日頃、企業のサイトをみると社会的責任を果たすとどこでも謳われている。世界のトップ10をみても、例外はウォーレン・バフェットのバークシャーハサウェイだけである。
規制も無いのに、企業が例えばクリーンエネルギーの促進(もちろん割高)に協力しようというのは一体何故なんだろう、
「株主を考えるならそんなことはすべきでない」と正面から述べるバフェットの方が本音で話しているようにも思うが、繰り返し宣言するj.p.morganのジェイミー・ダイモンは本気で言っているようにも思う。
規制と企業の社会的責任についてのこの問題は、規制の進むべき方向がここに秘められていると感じるからだ…コリン・パウエルの自伝からは、かつては黒人差別をすることも企業の自由だったアメリカの様子が窺われる。
もしも企業の社会的責任(SDGsやらESGやら)が本当に政治的支持を得て、社会がそれを規制として取り入れる用意ができるなら、それは規制になるはずだ。

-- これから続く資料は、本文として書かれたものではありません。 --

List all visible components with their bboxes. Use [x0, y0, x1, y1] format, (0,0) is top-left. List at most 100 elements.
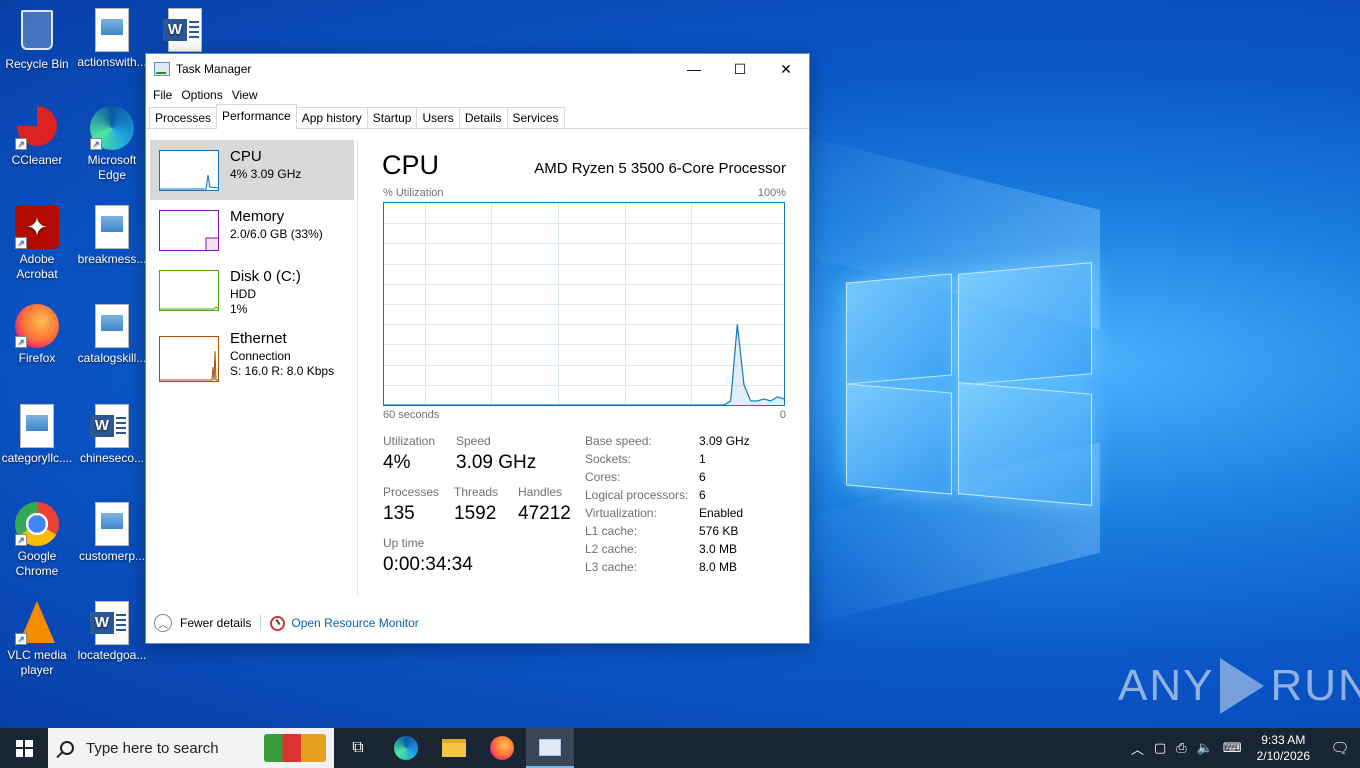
windows-start-icon: [15, 739, 33, 757]
cpu-heading: CPU: [382, 150, 440, 180]
menu-view[interactable]: View: [231, 88, 266, 102]
desktop-icon-customerp[interactable]: customerp...: [75, 502, 149, 564]
desktop-icon-catalogskill[interactable]: catalogskill...: [75, 304, 149, 366]
desktop-icon-locatedgoa[interactable]: W locatedgoa...: [75, 601, 149, 663]
spec-label: Cores:: [585, 470, 621, 484]
desktop-icon-microsoft-edge[interactable]: ↗ Microsoft Edge: [75, 106, 149, 183]
spec-value: 3.0 MB: [699, 542, 738, 556]
handles-stat: 47212: [518, 503, 571, 524]
notification-center-icon[interactable]: 🗨: [1320, 739, 1360, 757]
chrome-icon: ↗: [15, 502, 59, 546]
task-manager-icon: [154, 62, 170, 76]
start-button[interactable]: [0, 728, 48, 768]
desktop-icon-categoryllc[interactable]: categoryllc....: [0, 404, 74, 466]
menu-file[interactable]: File: [152, 88, 180, 102]
sidebar-item-ethernet[interactable]: Ethernet Connection S: 16.0 R: 8.0 Kbps: [150, 326, 354, 386]
memory-thumbnail-graph: [159, 210, 219, 251]
search-icon: [60, 741, 74, 755]
spec-label: Virtualization:: [585, 506, 657, 520]
spec-value: Enabled: [699, 506, 744, 520]
spec-value: 1: [699, 452, 706, 466]
desktop-icon-word-document[interactable]: W: [148, 8, 222, 55]
windows-logo: [846, 258, 1094, 511]
task-view-button[interactable]: ⧉: [334, 728, 382, 768]
desktop-icon-adobe-acrobat[interactable]: ✦ ↗ Adobe Acrobat: [0, 205, 74, 282]
tab-performance[interactable]: Performance: [216, 104, 297, 129]
tab-details[interactable]: Details: [458, 107, 508, 128]
task-view-icon: ⧉: [352, 739, 364, 756]
clock-time: 9:33 AM: [1261, 733, 1306, 747]
desktop-icon-firefox[interactable]: ↗ Firefox: [0, 304, 74, 366]
footer-bar: ︿ Fewer details Open Resource Monitor: [146, 608, 809, 638]
spec-label: Logical processors:: [585, 488, 689, 502]
taskbar-edge[interactable]: [382, 728, 430, 768]
adobe-acrobat-icon: ✦ ↗: [15, 205, 59, 249]
desktop-icon-ccleaner[interactable]: ↗ CCleaner: [0, 106, 74, 168]
speed-stat-label: Speed: [456, 434, 491, 448]
volume-icon[interactable]: 🔈: [1192, 740, 1218, 756]
tab-startup[interactable]: Startup: [366, 107, 418, 128]
word-document-icon: W: [163, 8, 207, 52]
chevron-up-icon[interactable]: ︿: [1126, 739, 1149, 758]
cpu-usage-area: [384, 324, 784, 405]
cpu-usage-line: [384, 324, 785, 406]
uptime-stat: 0:00:34:34: [383, 554, 473, 575]
fewer-details-link[interactable]: Fewer details: [180, 616, 251, 630]
utilization-stat: 4%: [383, 452, 411, 473]
sidebar-item-memory[interactable]: Memory 2.0/6.0 GB (33%): [150, 200, 354, 260]
taskbar-file-explorer[interactable]: [430, 728, 478, 768]
title-bar[interactable]: Task Manager — ☐ ✕: [146, 54, 809, 84]
tab-processes[interactable]: Processes: [149, 107, 218, 128]
spec-label: L2 cache:: [585, 542, 638, 556]
chevron-up-icon[interactable]: ︿: [154, 614, 172, 632]
image-file-icon: [90, 304, 134, 348]
close-button[interactable]: ✕: [763, 54, 809, 84]
resource-monitor-icon: [270, 615, 286, 631]
threads-stat-label: Threads: [454, 485, 499, 499]
network-icon[interactable]: ⎙: [1171, 740, 1191, 756]
image-file-icon: [90, 205, 134, 249]
desktop-icon-recycle-bin[interactable]: Recycle Bin: [0, 8, 74, 72]
processes-stat-label: Processes: [383, 485, 440, 499]
taskbar-clock[interactable]: 9:33 AM 2/10/2026: [1247, 732, 1320, 764]
desktop-icon-vlc[interactable]: ↗ VLC media player: [0, 601, 74, 678]
system-tray: ︿ ▢ ⎙ 🔈 ⌨ 9:33 AM 2/10/2026 🗨: [1126, 728, 1360, 768]
menu-options[interactable]: Options: [180, 88, 230, 102]
taskbar: Type here to search ⧉ ︿ ▢ ⎙ 🔈 ⌨ 9:33 AM …: [0, 728, 1360, 768]
spec-label: L3 cache:: [585, 560, 638, 574]
utilization-max: 100%: [757, 187, 786, 199]
image-file-icon: [15, 404, 59, 448]
taskbar-firefox[interactable]: [478, 728, 526, 768]
ime-icon[interactable]: ⌨: [1218, 740, 1247, 756]
graph-axis-zero: 0: [779, 409, 786, 421]
taskbar-search-box[interactable]: Type here to search: [48, 728, 334, 768]
minimize-button[interactable]: —: [671, 54, 717, 84]
open-resource-monitor-link[interactable]: Open Resource Monitor: [291, 616, 418, 630]
firefox-icon: ↗: [15, 304, 59, 348]
tab-users[interactable]: Users: [416, 107, 460, 128]
utilization-stat-label: Utilization: [383, 434, 436, 448]
threads-stat: 1592: [454, 503, 497, 524]
maximize-button[interactable]: ☐: [717, 54, 763, 84]
edge-icon: ↗: [90, 106, 134, 150]
disk-thumbnail-graph: [159, 270, 219, 311]
desktop-icon-actionswith[interactable]: actionswith...: [75, 8, 149, 70]
tab-app-history[interactable]: App history: [295, 107, 368, 128]
processes-stat: 135: [383, 503, 415, 524]
desktop-icon-google-chrome[interactable]: ↗ Google Chrome: [0, 502, 74, 579]
desktop-icon-chineseco[interactable]: W chineseco...: [75, 404, 149, 466]
ethernet-thumbnail-graph: [159, 336, 219, 382]
spec-label: Base speed:: [585, 434, 652, 448]
spec-label: Sockets:: [585, 452, 632, 466]
graph-time-label: 60 seconds: [383, 409, 440, 421]
tab-services[interactable]: Services: [506, 107, 565, 128]
tray-app-icon[interactable]: ▢: [1149, 740, 1171, 756]
sidebar-item-disk[interactable]: Disk 0 (C:) HDD 1%: [150, 260, 354, 320]
cpu-model: AMD Ryzen 5 3500 6-Core Processor: [534, 160, 786, 177]
desktop-icon-breakmess[interactable]: breakmess...: [75, 205, 149, 267]
sidebar-item-cpu[interactable]: CPU 4% 3.09 GHz: [150, 140, 354, 200]
search-placeholder: Type here to search: [86, 739, 219, 757]
taskbar-task-manager[interactable]: [526, 728, 574, 768]
spec-value: 6: [699, 470, 706, 484]
speed-stat: 3.09 GHz: [456, 452, 537, 473]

ということで、理念が規制化されるプロセスとその進捗をざっと調べたので以下に記す。
(規制化プロセス)
①あるべき原則として政治的に支持を広く受ける
②国内で規制化の気運が高まる
③企業の現実がその受入に経済的にできるようになる
(進捗)
・日本国内ではパワハラが法的規制を受けるようになった。(
記事)
・日本国内では性的差別は既に男女雇用機会均等法によって規制されている。
・ESG投資はそれほど厳しくない。元締めの組織であるPRI(責任ある投資)では、投資の半分超で意識されていれば良いルールである。(
サイト)
・先に出たバークシャーでも、大株主にはPRIに署名しているバンガードやブラックロックが名を連ねている。
現在、金融機関が引き締めてESGを促進することはまだ困難かと思われる。利益が出る企業であれば、原則として資金は集まるだろう。再生エネルギーや省エネなど、ほとんどすべての企業が努力をアピールできるものだ。(なるべく飛行機を使わなくして二酸化炭素の抑制に努めている、など)
パワハラはなぜ公法上の規制になったのか考えると、これは民事判例の推移をみて、豊かさの裏返しだと考えるのが妥当だ。
戦後の判例には貧しさ故の食物等を巡る争いもあったが、今はより精神的な事由によっているという仮説だ。体育会系のしごきが否定される時代にあって、しっかり調べたら仮説は立証可能と思う。
以上から、規制は金融のグローバルな取り組みによらず、国内の判例の地道な蓄積によって次第に発展していく、とみるのが妥当だと思われる。